If it is your child, then you will, hopefully, have a clear sense of how they have experienced lockdown. You will know if they have loved being at home and might be resistant to going back to school. You'll know if they are itching to get back into the structure and routine of regularly seeing their friends and having a focus for their day, such that they will skip back in the door.
As with any emotionally distressing experience, we could anticipate that children who are reluctant about, worried about or even resistant to going back to school are likely to show some signs of that emotional unease. Typically, we often see it in disrupted sleep, changes in their appetite, changes in their behaviour, more intense mood swings, significant withdrawal from family activities or more angry outbursts than usual.
We could choose to see these external signs as an early warning that something is up. Depending on how they have found lockdown, and the summer, we might then be able to work out what might be the likely reason for their upset.

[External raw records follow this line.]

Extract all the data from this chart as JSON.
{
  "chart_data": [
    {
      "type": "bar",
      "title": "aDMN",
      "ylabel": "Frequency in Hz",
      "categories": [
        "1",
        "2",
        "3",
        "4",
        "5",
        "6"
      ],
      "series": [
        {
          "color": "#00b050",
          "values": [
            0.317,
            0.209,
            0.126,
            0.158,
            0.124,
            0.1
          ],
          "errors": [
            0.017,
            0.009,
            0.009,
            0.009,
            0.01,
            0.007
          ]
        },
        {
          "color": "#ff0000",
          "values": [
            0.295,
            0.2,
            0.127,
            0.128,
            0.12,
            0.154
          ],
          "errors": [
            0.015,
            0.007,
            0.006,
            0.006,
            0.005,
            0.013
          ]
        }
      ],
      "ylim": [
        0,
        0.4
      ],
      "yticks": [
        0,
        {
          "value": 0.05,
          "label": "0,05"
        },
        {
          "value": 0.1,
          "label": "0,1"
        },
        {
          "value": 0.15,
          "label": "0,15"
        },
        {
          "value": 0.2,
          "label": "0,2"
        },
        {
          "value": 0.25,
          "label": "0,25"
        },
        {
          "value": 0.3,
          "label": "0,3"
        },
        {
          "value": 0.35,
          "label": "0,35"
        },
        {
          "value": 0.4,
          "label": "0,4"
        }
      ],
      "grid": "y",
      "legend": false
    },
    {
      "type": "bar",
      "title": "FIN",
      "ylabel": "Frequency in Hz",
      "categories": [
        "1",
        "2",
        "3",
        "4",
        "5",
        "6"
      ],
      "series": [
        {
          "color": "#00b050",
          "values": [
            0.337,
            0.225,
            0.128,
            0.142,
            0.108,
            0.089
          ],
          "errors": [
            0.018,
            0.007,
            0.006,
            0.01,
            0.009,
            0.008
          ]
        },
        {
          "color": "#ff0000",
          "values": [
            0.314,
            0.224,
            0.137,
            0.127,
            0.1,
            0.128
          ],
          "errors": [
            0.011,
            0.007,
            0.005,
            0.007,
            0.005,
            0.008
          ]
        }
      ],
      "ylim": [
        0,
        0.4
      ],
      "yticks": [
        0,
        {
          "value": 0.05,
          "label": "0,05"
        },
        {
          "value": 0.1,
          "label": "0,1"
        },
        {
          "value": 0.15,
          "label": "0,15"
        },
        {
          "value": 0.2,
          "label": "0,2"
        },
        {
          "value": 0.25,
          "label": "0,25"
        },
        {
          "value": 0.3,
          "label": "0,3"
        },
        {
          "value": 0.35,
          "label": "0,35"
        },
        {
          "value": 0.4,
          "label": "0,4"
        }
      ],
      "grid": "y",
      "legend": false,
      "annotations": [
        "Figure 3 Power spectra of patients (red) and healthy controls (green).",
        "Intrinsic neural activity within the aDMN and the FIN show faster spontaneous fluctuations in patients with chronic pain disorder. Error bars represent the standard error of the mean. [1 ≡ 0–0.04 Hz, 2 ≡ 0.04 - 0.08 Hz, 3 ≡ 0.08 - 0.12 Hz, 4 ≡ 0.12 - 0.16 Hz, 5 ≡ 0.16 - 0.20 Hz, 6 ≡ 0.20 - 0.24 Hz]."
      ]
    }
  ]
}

One of the best ways to keep children safe from Covid-19 is to simply encourage regular handwashing
This then needs to be the starting point for our conversations with them. Some parents may need to be talking to their children or teenagers about how settled and lovely it has been at home, and that we can guess they may be worried or anxious about being away from us, back at school, or worried about being potentially more exposed to the virus, or simply missing the 'safety' that home represents.
Others may need to acknowledge the pressures that academic work may be putting back on the shoulders of children who have had such an extended break away and that their work habits may need time to readjust. Some may need to address other issues such as those I've discussed above.
Empathy and validation of your child's experience together with your best guesses about their feelings about going back to school will be the key to helping them with whatever readjustment you anticipate they may have. We need to acknowledge that going back to school, whatever their view of it, may come with some emotional baggage.
We need to recognise and acknowledge our own emotional responses to schools reopening too. For some parents it will be a welcome relief. For others it will be a source of stress or worry, if the virus is still prevalent, or if they are aware that their child is stressed about the return.
As with all things, it is important for us to be able to manage our own feelings well enough, that we can free ourselves up to respond to our children's feelings.
If you are aware that your child, in particular, has been deeply affected by some element of the pandemic and the lockdown that went with it, then I would encourage you to talk to their teacher in advance of the start back.
Teachers will recognise that all children are individuals, but may have no inkling of the particular circumstances that are distressing your son or daughter.
The more understanding that you can share with the teacher, the greater context they will have to make sense of how your child is responding to being back.
I think all of us, parents and teachers, will have to accept that learning may need to take a back seat for many children in the days and weeks after schools reopen. I certainly feel that the adjustment may be significant for a lot of children, and adjusting takes time.